San José es el hombre del silencio, un perfecto contemplativo. No tenemos absolutamente ninguna palabra salida de sus labios en ninguno de los Evangelios, sólo referencias: sus acciones y las de Dios con él y nada más. Pareciera que ante “la Palabra eterna” ha preferido abstenerse de las suyas para dedicarse a ser dócil a Dios y a contemplar.
San José, según las Escrituras, es sencillamente “un varón justo”, es decir, santo; pero como la simplicidad habitualmente dice mucho, de esta castísima alma no es poco lo que podemos considerar, ya que lo que falta salir de sus labios sobreabunda en su interior, pues ¿acaso el Dios Todopoderoso, que hizo una madre tal para su Hijo, no se buscaría al más indicado para encomendarle el cuidado de ella y de su Hijo?; ¿no es acaso la sencilla y “muda figura de san José” un corazón gigante?; en otras palabras podríamos decirlo así: el corazón de san José era tan noble y puro que “Dios le pidió un favor”; el cuidado de sus dos grandes tesoros: una madre Inmaculada y un Hijo encarnado, para que los custodiara haciendo de ellos, junto con él, la más ejemplar familia.
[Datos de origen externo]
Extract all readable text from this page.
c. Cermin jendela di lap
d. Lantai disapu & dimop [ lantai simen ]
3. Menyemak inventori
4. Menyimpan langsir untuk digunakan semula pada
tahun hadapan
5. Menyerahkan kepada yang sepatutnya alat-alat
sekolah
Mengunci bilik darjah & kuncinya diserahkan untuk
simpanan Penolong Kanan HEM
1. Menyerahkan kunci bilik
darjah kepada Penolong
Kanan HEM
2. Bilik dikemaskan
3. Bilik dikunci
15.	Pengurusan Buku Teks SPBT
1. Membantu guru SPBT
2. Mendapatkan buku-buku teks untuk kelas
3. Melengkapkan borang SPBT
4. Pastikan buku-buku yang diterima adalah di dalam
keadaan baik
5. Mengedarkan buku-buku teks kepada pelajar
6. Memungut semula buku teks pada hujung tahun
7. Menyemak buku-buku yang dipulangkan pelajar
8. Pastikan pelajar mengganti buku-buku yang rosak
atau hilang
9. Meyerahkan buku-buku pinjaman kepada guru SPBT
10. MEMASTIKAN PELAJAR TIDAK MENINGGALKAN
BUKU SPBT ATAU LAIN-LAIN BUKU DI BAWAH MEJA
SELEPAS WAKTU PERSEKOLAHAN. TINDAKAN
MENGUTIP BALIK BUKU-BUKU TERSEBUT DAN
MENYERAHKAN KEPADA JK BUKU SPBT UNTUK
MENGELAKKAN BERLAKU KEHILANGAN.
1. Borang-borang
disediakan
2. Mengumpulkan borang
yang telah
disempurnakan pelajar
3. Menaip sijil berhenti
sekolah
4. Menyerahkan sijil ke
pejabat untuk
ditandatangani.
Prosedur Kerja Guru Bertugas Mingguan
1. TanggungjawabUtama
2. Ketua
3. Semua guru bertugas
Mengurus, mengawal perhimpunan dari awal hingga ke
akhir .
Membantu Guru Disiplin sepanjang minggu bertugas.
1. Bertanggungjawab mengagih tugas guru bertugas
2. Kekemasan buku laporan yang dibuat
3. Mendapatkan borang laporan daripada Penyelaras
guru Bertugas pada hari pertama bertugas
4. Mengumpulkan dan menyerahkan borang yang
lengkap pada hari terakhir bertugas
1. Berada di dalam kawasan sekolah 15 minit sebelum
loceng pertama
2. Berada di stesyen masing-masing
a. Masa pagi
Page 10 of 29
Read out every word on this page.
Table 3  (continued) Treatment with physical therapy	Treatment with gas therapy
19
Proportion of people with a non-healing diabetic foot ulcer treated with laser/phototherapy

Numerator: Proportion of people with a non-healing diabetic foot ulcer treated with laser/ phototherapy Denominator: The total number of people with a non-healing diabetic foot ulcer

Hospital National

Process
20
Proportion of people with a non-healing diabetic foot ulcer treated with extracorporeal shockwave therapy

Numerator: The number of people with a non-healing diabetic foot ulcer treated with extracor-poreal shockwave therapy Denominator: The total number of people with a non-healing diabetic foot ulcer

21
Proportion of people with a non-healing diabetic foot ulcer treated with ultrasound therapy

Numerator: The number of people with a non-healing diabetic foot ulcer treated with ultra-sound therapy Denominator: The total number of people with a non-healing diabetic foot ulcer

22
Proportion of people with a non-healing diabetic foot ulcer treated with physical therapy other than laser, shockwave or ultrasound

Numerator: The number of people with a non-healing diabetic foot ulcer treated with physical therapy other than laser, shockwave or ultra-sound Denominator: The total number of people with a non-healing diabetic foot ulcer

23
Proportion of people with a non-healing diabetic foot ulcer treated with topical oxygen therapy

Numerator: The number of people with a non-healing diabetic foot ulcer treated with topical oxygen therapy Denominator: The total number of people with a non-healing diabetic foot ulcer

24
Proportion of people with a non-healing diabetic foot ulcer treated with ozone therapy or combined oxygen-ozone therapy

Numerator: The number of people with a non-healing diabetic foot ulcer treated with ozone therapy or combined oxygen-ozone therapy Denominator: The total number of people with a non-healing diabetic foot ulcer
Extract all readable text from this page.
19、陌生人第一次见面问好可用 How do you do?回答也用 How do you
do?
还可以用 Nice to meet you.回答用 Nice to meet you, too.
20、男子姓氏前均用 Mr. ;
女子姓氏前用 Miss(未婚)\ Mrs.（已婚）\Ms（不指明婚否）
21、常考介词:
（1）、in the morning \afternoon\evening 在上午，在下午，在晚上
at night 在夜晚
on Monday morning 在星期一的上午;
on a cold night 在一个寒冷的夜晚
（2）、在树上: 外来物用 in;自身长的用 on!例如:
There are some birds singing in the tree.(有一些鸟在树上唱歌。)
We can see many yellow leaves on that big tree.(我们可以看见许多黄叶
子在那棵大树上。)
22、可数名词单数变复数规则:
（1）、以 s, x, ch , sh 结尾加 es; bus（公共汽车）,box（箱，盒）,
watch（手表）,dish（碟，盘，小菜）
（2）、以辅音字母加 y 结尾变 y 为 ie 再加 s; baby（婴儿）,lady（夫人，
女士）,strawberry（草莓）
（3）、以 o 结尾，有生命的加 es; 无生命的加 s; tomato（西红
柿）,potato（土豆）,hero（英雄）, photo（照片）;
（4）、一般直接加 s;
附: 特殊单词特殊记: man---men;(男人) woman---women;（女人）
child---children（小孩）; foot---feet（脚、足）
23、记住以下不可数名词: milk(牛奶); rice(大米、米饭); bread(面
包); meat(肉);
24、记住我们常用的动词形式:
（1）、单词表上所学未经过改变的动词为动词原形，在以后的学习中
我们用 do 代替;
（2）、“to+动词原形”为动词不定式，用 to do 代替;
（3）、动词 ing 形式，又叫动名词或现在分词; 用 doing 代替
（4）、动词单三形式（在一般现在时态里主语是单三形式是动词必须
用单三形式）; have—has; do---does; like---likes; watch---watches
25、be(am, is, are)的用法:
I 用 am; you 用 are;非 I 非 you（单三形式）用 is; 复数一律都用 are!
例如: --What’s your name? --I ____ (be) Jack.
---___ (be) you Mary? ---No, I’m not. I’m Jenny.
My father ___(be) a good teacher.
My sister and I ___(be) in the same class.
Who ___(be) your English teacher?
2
Como narra la Sagrada Escritura, san José al enterarse que la Virgen estaba encinta, quiso abandonarla en secreto… ¿pero, por qué si no dudaba de su integridad moral?, pues porque había “algo demasiado grande allí”, algo que lo superaba y era incapaz de comprender, ante lo cual, por humildad, simplemente quiso dar un paso atrás. Pero Dios le envió a su ángel para confirmarlo en su misión guardiana, y desde allí la cumplió fielmente en adelante. Veía crecer el vientre purísimo de María, y contemplaba allí la gestación de la redención. Ahora en el pesebre, su corazón paternal comparte ya la cruz del Niño Dios, al no poderle ofrecer un lugar más digno, y sufrir también el frío de la noche y el de la humanidad que no ha brindado calor a quien viene a ofrecer redención.
Aprendamos del corazón de san José a contemplar, a acompañar y custodiar, a aceptar la voluntad de Dios con fidelidad inquebrantable; a sufrir cuando “se aparta a Jesucristo”, y a hacer también por Él todo aquello que nos pida para involucrarnos en su inefable obra de la redención.